Posted: August 26th, 2013, 9:07 am
by chocolatemoney
Hi,Let's say we have a nonlinear cointegrating relationship y = f(x) where x is a vector of independent tradable variables (f.ex shares).I am new to non-linear cointegration. How would you calculate the hedge ratios?I could just linearize f(x). Is there something I should take into account, on top of the numerical accuracy?Which methodology would you employ?Thanks!
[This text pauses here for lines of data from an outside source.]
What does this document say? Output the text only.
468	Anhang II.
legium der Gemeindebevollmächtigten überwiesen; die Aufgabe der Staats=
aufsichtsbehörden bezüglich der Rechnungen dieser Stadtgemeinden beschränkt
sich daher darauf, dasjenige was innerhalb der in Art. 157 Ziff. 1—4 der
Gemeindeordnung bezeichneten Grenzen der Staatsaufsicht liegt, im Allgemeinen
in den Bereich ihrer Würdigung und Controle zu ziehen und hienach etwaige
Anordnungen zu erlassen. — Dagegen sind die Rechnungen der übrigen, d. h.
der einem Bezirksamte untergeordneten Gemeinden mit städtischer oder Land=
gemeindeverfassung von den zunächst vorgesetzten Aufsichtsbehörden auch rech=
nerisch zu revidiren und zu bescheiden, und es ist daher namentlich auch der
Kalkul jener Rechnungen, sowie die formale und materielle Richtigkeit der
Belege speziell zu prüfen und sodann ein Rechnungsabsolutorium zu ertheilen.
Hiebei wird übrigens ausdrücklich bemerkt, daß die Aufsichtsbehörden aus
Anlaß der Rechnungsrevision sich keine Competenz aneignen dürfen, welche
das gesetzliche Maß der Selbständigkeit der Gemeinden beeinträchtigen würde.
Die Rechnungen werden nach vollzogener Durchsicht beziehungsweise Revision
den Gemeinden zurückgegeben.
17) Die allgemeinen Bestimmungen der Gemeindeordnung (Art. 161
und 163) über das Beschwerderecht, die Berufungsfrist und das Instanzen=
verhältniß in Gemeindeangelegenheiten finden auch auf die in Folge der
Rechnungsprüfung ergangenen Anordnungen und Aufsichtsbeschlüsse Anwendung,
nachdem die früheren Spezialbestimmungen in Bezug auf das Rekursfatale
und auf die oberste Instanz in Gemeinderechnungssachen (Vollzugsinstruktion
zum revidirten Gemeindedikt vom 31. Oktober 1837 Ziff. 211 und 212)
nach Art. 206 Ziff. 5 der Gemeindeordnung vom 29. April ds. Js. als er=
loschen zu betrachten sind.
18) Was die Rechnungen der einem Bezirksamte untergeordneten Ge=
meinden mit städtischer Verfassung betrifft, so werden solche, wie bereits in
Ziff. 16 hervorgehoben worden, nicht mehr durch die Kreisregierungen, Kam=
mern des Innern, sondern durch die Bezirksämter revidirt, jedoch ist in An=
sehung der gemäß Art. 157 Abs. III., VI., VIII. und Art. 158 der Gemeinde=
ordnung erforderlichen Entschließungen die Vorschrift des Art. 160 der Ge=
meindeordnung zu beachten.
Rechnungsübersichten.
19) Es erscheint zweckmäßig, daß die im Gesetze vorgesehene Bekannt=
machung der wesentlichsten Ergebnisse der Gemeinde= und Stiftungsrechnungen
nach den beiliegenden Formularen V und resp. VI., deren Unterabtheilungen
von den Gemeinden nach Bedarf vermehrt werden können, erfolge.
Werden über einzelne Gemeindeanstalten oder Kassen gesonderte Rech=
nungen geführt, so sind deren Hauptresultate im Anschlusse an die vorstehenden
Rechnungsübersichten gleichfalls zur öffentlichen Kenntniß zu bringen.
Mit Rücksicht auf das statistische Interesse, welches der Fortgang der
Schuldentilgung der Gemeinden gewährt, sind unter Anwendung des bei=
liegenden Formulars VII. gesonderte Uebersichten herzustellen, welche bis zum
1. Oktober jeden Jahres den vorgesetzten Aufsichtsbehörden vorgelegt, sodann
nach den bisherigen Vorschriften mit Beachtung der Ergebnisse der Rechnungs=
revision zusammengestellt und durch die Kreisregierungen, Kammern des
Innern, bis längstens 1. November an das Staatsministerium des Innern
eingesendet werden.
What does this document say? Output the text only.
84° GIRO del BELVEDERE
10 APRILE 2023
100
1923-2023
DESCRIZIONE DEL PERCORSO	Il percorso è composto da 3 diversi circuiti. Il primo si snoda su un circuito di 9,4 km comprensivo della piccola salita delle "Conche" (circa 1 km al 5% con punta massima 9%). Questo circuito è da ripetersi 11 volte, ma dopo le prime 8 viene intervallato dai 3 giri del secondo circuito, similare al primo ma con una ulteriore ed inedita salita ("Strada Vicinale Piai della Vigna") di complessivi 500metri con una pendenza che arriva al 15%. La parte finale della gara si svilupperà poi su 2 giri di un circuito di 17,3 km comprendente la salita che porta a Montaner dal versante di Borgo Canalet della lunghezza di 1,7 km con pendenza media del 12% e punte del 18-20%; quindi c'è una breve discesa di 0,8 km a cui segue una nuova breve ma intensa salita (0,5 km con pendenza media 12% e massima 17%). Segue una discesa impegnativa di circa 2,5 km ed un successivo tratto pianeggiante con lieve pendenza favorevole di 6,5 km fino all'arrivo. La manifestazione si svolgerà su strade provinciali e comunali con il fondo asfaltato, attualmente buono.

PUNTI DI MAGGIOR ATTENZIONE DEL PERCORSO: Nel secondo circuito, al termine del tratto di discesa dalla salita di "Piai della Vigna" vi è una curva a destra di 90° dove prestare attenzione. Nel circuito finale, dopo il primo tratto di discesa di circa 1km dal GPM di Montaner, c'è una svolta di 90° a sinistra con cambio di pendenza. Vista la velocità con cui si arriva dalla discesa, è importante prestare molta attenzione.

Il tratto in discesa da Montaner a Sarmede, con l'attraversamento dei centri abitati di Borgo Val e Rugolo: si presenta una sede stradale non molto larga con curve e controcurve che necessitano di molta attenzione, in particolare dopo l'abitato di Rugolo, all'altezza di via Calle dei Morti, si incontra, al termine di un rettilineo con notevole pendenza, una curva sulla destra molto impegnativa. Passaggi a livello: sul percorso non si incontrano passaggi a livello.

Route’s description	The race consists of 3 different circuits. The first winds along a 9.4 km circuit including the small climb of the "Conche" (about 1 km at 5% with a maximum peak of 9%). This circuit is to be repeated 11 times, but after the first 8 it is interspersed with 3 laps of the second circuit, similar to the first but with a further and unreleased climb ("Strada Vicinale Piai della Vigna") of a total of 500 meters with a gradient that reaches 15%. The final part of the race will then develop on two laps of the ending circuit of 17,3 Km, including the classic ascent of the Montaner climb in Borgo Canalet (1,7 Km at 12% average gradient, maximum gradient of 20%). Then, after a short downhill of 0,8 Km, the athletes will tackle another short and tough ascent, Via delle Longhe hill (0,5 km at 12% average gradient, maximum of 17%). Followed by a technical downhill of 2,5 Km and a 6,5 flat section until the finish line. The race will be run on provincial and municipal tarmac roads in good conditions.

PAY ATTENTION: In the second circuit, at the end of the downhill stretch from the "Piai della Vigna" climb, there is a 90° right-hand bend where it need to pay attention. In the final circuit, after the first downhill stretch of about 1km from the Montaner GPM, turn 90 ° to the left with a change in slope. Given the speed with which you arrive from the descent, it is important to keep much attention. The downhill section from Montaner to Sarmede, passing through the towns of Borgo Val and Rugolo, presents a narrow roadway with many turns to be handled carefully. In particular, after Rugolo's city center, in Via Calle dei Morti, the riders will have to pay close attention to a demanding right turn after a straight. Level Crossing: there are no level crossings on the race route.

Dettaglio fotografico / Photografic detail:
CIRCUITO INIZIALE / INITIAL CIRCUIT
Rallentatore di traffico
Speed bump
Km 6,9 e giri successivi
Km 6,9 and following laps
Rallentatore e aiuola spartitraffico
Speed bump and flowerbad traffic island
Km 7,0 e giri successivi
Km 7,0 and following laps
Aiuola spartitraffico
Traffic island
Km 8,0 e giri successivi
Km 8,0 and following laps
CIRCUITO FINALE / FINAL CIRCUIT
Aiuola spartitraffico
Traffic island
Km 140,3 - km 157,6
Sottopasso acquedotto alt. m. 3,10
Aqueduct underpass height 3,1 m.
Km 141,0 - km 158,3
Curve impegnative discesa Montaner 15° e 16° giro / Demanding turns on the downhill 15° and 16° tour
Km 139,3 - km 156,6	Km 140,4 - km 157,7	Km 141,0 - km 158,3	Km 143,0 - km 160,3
Hedge ratio with nonlinear cointegration

Posted: August 27th, 2013, 4:28 pm
by AnalyticalVega
The whole idea of non-linear cointegration seems a bit silly. Yes markets are non-linear, but if your linear approx (i.e OLS). doesn't estimate well (and in many cases it won't work very well), why think a non-linear one will work better? There are an infinite number of different non-linearities..just saying..http://cowles.econ.yale.edu/P/cp/p13b/p1355.pdf

Hedge ratio with nonlinear cointegration

Posted: August 28th, 2013, 5:28 am
by chocolatemoney
Well, in my case, the choice of the functional form has a clear financial and economic meaning.Now it is time to numerically, locally linearize the outcome, so I can figure out the hedge ratios.Just trying to brainstorm if high school algebra does the job or if I am missing something..Anyway, thanks for the link.